Government decides against charities anti-avoidance legislation

Changing the charity definition for tax purposes – government decision

Autumn Statement 2013 announced that legislation would be brought forward to prevent charities being set up to avoid tax following consultation with the sector.

HM Revenue & Customs (HMRC) has developed 2 alternative legislative approaches to implement the Autumn Statement announcement. Following informal consultation, HMRC published a discussion paper seeking feedback to the 2 approaches. Based on responses to that discussion paper and engagement with the sector, the Government has decided not to legislate in Finance Bill 2014. Feedback confirmed that the 2 approaches outlined in the paper would have a disproportionate and unacceptable effect upon the charity sector and legitimate donors. Possible damage to innocent charities and our existing and new controls mean that changing the law is not justified at this point.

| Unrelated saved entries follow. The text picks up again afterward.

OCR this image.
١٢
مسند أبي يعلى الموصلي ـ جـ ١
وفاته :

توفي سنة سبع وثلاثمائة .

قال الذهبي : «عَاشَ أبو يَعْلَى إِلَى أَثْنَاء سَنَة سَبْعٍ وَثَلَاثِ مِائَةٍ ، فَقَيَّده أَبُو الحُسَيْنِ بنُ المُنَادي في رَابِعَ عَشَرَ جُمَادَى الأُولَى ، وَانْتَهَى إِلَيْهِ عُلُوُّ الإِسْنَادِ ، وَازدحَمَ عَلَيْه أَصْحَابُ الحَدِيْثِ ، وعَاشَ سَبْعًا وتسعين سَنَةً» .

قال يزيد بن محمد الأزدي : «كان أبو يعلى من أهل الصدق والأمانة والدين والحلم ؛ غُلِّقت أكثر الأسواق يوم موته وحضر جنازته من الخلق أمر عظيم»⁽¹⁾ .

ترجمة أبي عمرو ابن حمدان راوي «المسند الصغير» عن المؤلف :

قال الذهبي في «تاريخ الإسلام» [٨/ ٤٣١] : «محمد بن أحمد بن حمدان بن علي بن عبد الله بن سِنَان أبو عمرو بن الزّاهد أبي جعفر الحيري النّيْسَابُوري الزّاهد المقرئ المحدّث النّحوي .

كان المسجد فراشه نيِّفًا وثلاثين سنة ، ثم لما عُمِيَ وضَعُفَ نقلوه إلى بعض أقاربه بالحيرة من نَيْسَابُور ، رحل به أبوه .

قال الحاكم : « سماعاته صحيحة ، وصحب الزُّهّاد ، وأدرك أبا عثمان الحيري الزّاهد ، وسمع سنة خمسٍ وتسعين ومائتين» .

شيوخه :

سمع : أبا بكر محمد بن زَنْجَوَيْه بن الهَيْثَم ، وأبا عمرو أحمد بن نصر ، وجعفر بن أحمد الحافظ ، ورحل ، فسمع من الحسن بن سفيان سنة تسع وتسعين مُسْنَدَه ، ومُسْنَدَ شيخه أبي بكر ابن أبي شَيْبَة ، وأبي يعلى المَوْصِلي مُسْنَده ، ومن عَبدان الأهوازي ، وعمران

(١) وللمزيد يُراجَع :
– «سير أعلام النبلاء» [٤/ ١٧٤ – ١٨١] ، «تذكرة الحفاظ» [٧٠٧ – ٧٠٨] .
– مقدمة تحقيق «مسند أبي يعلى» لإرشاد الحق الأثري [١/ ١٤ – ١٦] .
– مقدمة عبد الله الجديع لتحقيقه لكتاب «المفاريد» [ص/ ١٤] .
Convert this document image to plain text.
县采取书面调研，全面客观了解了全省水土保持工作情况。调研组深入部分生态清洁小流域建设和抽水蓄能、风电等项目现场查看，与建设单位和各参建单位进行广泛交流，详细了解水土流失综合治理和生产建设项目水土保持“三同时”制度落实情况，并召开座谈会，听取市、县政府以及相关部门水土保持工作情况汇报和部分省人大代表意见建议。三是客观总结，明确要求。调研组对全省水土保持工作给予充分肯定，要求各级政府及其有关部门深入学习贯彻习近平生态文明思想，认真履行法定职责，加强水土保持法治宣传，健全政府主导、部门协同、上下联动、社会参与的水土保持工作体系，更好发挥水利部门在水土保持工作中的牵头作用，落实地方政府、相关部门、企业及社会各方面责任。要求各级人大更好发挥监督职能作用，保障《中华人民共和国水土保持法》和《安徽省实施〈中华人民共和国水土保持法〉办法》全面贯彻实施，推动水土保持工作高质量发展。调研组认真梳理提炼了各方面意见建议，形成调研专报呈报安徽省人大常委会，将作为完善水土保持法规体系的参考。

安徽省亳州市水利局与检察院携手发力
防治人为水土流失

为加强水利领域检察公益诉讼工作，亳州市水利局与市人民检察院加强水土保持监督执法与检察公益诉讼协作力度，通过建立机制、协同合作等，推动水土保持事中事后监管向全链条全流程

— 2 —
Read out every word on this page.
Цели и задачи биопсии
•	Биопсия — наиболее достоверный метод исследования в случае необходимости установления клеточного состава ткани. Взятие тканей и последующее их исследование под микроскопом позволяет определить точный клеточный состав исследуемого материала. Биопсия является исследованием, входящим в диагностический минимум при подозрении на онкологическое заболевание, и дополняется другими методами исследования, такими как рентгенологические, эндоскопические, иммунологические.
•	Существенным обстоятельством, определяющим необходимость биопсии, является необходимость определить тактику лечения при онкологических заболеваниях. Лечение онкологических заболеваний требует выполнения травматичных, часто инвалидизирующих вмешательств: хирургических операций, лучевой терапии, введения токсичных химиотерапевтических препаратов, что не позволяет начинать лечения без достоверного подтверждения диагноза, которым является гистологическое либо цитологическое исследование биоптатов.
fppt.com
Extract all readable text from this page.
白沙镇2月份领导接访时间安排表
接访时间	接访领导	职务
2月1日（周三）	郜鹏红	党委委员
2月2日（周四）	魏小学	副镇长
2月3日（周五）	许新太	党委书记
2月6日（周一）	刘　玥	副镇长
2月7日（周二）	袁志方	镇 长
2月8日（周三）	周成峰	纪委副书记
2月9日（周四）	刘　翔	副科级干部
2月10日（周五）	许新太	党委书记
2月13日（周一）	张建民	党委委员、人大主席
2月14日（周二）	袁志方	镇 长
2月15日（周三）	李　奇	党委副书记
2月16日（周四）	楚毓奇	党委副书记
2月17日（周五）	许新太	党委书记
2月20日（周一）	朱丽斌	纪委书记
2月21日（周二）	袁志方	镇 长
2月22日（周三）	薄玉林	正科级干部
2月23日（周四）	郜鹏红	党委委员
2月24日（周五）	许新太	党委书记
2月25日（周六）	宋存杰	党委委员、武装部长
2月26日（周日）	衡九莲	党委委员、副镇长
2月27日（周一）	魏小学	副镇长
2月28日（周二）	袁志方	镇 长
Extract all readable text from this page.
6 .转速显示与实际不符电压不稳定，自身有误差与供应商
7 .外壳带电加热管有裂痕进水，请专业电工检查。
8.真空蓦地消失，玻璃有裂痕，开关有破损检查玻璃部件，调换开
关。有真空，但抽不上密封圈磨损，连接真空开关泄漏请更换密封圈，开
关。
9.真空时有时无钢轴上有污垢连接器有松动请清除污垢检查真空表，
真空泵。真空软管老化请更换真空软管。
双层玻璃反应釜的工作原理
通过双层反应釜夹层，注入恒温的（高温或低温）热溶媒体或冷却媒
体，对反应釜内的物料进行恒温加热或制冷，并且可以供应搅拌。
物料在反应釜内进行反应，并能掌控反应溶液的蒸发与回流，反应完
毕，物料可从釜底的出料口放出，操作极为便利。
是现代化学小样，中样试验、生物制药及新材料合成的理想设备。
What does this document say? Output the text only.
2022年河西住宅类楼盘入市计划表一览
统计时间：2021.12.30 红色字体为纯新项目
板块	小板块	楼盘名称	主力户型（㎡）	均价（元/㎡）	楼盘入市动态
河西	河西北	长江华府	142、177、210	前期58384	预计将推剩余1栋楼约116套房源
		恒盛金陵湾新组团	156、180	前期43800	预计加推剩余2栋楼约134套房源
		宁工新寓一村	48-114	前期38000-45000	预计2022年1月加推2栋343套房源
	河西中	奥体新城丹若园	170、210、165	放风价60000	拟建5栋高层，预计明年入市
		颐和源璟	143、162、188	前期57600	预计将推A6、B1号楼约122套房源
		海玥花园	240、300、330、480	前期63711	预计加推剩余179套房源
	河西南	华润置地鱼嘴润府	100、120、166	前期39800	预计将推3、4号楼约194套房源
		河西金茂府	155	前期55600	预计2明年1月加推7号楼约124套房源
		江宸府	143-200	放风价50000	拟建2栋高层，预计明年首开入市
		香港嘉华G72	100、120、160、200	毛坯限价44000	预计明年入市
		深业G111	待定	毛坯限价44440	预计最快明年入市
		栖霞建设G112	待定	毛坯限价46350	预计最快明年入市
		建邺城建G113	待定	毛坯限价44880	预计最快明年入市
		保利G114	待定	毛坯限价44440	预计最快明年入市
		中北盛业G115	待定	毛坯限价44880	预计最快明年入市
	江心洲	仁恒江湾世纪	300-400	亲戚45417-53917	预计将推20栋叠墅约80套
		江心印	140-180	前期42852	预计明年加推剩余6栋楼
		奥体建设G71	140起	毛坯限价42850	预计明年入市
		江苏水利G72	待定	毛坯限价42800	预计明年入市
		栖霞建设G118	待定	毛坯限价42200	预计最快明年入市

HMRC already has a wide range of tools available to tackle avoidance and has recently had considerable success in the courts in challenging certain schemes. Recent changes in powers such as the General Anti-Abuse Rule and the fit and proper person test for charities, coupled with our new Accelerated Payments regime, will provide additional deterrence.

The Government is clear that charity tax reliefs should not be subject to abuse. HMRC will continue to monitor the situation and maintain a dialogue with the sector in case there are developments or new ideas are put forward. The Government will act if it becomes clear that more controls are needed.